Routing quality depends on seeding quality: poor embeddings or weak seeders produce weak starting routes, and we do not yet have a formal open benchmark gap-filling procedure for seeding failure modes.
Absolute magnitudes depend on synthetic setup and parameter choices in each simulator.
Autotune and traversal behavior should still be treated as adaptive heuristics for further real-workload calibration.

Conclusion

OpenClawBrain improves retrieval accuracy through graph-structured traversal (+7.7% on MultiHop-RAG, +33.6% on HotPotQA versus embedding-only baselines) and compresses context on repeated tasks through trajectory-level learning (30→2.7 nodes in simulation, 52--66KB→3--13KB in production).

The true REINFORCE policy gradient keeps edge weights bounded (53.68 vs 71.20 total weight) and suppresses distractor edges more effectively (0.3124 vs 0.4226 average distractor weight). Benefits depend on graph structure and repeated-query patterns; with diverse one-off queries, learning can add little or degrade accuracy.

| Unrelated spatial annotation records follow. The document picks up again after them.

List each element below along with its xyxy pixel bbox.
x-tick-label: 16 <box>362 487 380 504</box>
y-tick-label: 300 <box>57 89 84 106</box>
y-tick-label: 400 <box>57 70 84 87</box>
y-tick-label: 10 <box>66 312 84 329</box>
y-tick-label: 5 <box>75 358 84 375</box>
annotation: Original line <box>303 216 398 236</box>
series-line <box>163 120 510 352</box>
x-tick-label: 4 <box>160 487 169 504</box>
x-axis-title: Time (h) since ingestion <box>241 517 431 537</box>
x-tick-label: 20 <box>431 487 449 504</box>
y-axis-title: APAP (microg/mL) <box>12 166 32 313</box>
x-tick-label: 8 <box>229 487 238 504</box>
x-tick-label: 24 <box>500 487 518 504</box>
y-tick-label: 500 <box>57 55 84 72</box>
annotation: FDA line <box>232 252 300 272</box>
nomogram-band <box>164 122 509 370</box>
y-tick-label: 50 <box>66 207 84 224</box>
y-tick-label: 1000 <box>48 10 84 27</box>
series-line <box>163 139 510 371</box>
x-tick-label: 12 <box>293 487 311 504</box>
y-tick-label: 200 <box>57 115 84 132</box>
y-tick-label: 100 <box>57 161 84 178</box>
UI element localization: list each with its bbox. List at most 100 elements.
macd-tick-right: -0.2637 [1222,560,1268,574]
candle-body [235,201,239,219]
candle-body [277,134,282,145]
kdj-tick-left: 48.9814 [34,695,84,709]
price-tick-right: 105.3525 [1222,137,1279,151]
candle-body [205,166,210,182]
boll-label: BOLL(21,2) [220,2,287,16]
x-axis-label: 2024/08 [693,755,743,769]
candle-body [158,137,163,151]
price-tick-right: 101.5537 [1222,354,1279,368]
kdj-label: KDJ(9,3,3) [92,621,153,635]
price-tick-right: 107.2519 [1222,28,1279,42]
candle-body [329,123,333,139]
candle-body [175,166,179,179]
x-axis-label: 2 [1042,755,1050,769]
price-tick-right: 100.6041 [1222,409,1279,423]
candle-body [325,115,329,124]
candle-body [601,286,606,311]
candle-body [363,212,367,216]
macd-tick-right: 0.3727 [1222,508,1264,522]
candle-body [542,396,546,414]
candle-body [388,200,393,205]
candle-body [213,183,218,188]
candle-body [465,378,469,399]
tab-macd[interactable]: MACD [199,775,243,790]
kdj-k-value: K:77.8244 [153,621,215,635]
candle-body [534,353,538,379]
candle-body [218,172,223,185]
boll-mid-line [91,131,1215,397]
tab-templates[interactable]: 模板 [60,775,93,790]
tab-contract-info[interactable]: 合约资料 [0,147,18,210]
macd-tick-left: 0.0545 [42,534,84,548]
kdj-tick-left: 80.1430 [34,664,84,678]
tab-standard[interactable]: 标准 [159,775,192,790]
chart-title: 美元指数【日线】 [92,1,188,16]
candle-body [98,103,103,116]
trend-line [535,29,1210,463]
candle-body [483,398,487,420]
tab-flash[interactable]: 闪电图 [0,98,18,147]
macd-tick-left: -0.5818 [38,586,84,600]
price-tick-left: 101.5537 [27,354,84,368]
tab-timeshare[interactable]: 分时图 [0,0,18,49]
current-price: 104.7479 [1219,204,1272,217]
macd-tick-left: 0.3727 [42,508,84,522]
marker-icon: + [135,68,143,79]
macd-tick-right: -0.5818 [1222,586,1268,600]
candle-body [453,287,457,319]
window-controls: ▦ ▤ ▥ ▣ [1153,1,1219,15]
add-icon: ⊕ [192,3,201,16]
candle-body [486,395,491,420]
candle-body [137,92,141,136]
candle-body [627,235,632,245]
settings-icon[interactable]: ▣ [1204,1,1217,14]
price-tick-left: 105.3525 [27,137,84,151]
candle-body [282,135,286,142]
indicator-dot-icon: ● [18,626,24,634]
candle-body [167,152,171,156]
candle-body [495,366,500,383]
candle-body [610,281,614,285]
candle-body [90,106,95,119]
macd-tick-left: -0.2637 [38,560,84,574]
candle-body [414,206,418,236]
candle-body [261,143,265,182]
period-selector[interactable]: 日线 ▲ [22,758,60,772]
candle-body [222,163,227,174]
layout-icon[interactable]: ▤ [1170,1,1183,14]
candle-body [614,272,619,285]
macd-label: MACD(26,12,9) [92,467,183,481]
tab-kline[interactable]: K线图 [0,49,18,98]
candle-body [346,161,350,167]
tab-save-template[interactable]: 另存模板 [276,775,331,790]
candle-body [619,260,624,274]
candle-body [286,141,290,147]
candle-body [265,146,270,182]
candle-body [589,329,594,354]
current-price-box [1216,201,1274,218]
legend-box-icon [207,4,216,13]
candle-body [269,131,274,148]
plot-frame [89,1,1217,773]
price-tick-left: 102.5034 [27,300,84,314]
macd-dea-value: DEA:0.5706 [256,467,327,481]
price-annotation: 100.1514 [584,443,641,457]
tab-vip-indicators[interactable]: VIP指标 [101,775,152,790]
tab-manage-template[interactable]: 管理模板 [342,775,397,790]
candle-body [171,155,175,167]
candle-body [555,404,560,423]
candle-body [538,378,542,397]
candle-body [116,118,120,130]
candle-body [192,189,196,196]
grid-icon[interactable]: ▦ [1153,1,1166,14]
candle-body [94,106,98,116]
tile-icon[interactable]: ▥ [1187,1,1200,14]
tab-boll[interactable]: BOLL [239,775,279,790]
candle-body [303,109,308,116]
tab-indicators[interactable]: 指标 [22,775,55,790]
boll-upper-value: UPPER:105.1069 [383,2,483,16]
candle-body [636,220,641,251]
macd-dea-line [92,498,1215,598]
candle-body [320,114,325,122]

This version is scoped to provable outputs: 15 deterministic simulations and the benchmark harness in this repo, with updated ablations and noise robustness.

References

Gu, J. (2016). Corrected policy-gradient update rules for reinforcement learning. UCLA Econometrics Field Paper. [Background and derivation]
Gu, J. (2016). Corrected policy-gradient update for recurrent action sequences. UCLA Econometrics Field Paper. [PDF]
Williams, R. J. (1992). Simple statistical gradient-following algorithms for connectionist reinforcement learning. Machine Learning, 8(3–4), 229–256.
Collins, A. M. & Loftus, E. F. (1975). A spreading-activation theory of semantic processing. Psychological Review, 82(6), 407–428.
Graves, A., Wayne, G. & Danihelka, I. (2014). Neural Turing Machines. arXiv:1410.5401.
Graves, A. et al. (2016). Hybrid computing using a neural network with dynamic external memory. Nature, 538, 471–476.
Park, J. S. et al. (2023). Generative agents: Interactive simulacra of human behavior. UIST 2023.
Wang, G. et al. (2023). Voyager: An open-ended embodied agent with large language models. arXiv:2305.16291.
Packer, C. et al. (2023). MemGPT: Towards LLMs as operating systems. arXiv:2310.08560.
Shinn, N. et al. (2023). Reflexion: Language agents with verbal reinforcement learning. NeurIPS 2023.
Yao, S. et al. (2023). ReAct: Synergizing reasoning and acting in language models. ICLR 2023.
Asai, A. et al. (2024). Self-RAG: Learning to retrieve, generate, and critique through self-reflection. ICLR 2024.
Sun, J. et al. (2024). Think-on-Graph: Deep and responsible reasoning of large language model on knowledge graph. ICLR 2024.